Die Nachprüfung des Urteils aufgrund der Revisionsrechtfertigung hat zum Schuld- und Strafausspruch keinen Rechtsfehler zum Nachteil des Angeklagten ergeben (§ 349 Abs. 2 StPO). Der Schuldspruch war allerdings neu zu fassen, weil die Urteilsformel von allem freizuhalten ist, was nicht unmittelbar der Erfüllung ihrer Aufgabe dient, das begangene Unrecht zu kennzeichnen und die im Urteil getroffenen Anordnungen zu verlautbaren. Bezeichnungen der Tat als "gemeinschaftlich" oder "minder schwerer Fall" erübrigen sich danach (BGHSt 27, 287, 289). Im Übrigen war das Urteil lediglich um die Feststellung eines Konventionsverstoßes zu ergänzen (§ 349 Abs. 4 StPO).

Nach Eingang der verspäteten Revisionsbegründung und des Wiedereinsetzungsantrages beim Landgericht am 26. Juni 2007 ist es zu einer Verletzung des Gebots zügiger Verfahrenserledigung im Sinne von Art. 6 Abs. 1 Satz 1 MRK, Art. 2 Abs. 1 i. V. m. Art. 20 Abs. 3 GG gekommen. Nachdem die Akten vom Landgericht an die Staatsanwaltschaft übersandt worden waren und der neue, für das Revisionsverfahren mandatierte Verteidiger am 4. Juli 2007 Akteneinsicht genommen hatte, stellte der Rechtspfleger der Staatsanwaltschaft Verden erst am 11. Januar 2008 den Übersendungsbericht an den Generalbundesanwalt fertig; dort gingen die Akten am 23. Januar 2008 ein. Bei einem ordnungsgemäßen Verfahrensgang hätte die Aktenübersendung einschließlich der erforderlichen Vorarbeiten allenfalls zwei Monate benötigen dürfen, so dass es zu einer unangemessenen Verfahrensverzögerung von ca. fünf Monaten gekommen ist. Dies hat der Senat von Amts wegen zu berücksichtigen; der Erhebung einer Verfahrensrüge bedarf es dazu nicht (BGH NStZ 2001, 52; NStZ-RR 2005, 320).

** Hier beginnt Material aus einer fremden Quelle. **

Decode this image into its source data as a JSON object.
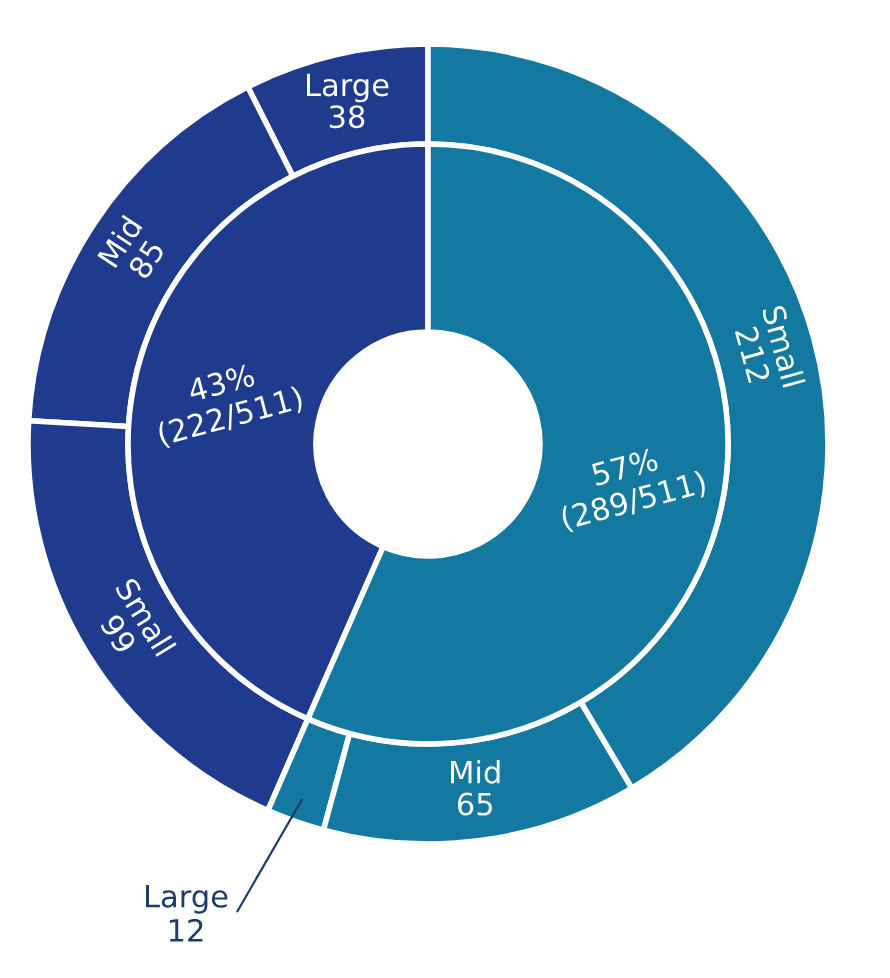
{
  "chart_data": {
    "type": "donut",
    "data_labels": true,
    "categories": [
      "Large",
      "Mid",
      "Small",
      "Large",
      "Mid",
      "Small"
    ],
    "series": [
      {
        "values": [
          38,
          85,
          99,
          12,
          65,
          212
        ],
        "colors": [
          "#1f3b8e",
          "#1f3b8e",
          "#1f3b8e",
          "#1379a0",
          "#1379a0",
          "#1379a0"
        ]
      },
      {
        "values": [
          222,
          null,
          null,
          289,
          null,
          null
        ],
        "colors": [
          "#1f3b8e",
          null,
          null,
          "#1379a0",
          null,
          null
        ],
        "value_labels": [
          "43%\n(222/511)",
          null,
          null,
          "57%\n(289/511)",
          null,
          null
        ]
      }
    ]
  }
}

Nach der durch Beschluss des Großen Senats für Strafsachen geänderten Rechtsprechung des Bundesgerichtshofs zur Kompensation von rechtsstaatswidrigen Verfahrensverzögerungen (BGH, Beschl. vom 17. Januar 2008 - GSSt 1/07 = NJW 2008, 860; zur Veröffentlichung in BGHSt bestimmt) kann die ausdrückliche Feststellung der Verfahrensverzögerung zu ihrer Kompensation genügen; die Feststellung muss lediglich in den Urteilsgründen deutlich hervortreten (BGH aaO Rdn. 38, 56).

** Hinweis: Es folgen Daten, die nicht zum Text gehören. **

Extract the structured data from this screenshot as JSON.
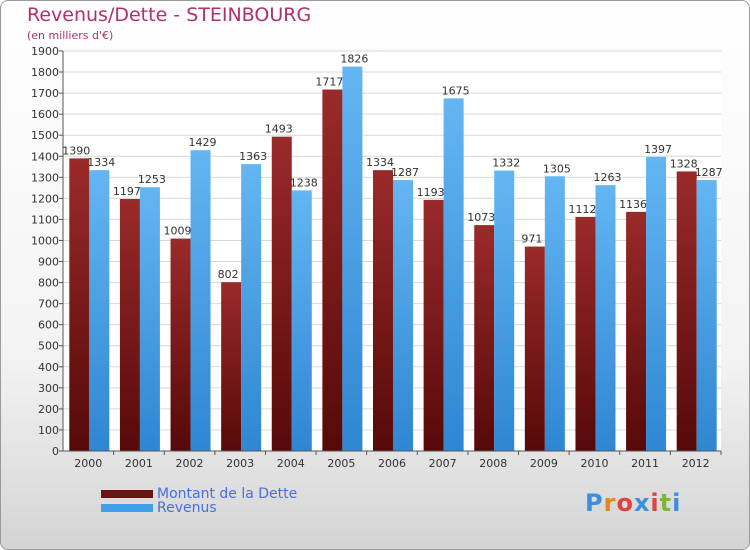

So verhält es sich hier. Der Senat kann diese Frage selbst entscheiden, weil es im vorliegenden Fall nicht in Betracht kommt, über die Feststellung der Verfahrensverzögerung hinaus eine weitergehende Kompensation durch den Ausspruch vorzunehmen, dass ein Teil der verhängten Strafe als vollstreckt gilt (§ 354 Abs. 1 StPO):

Die Verfahrensverzögerung betrug weniger als sechs Monate. Sie geschah erst nach dem Eingang der allein auf die allgemeine Sachrüge gestützten Revisionsbegründung, so dass eine den Angeklagten besonders belastende Ungewissheit über den Ausgang des Verfahrens sich nur noch darauf beziehen konnte, ob das ihn verurteilende erstinstanzliche Urteil rechtskräftig werden würde. Die Verzögerung des Eintritts der Rechtskraft hat allenfalls eine sehr geringe Belastung für den Angeklagten nach sich gezogen, weil er sich seit dem 23. Juli 2007 in anderer Sache in Strafhaft befindet. Dabei handelt es sich um die Vollstreckung der im angefochtenen Urteil bei der Gesamtstrafenbildung einbezogenen Verurteilung wegen unerlaubter Einfuhr von Betäubungsmitteln, so dass die verbüßte Haftzeit in vollem Umfang auf die hier zu verbüßende Gesamtfreiheitsstrafe anzurechnen ist.

Nach alledem scheidet eine weitergehende Kompensation als die vom Senat vorgenommene Feststellung der Verfahrensverzögerung aus.

Angesichts des nur geringfügigen Teilerfolgs ist es nicht unbillig, den Beschwerdeführer mit den gesamten Kosten und Auslagen seines Rechtsmittels zu belasten (§ 473 Abs. 1 und 4 StPO).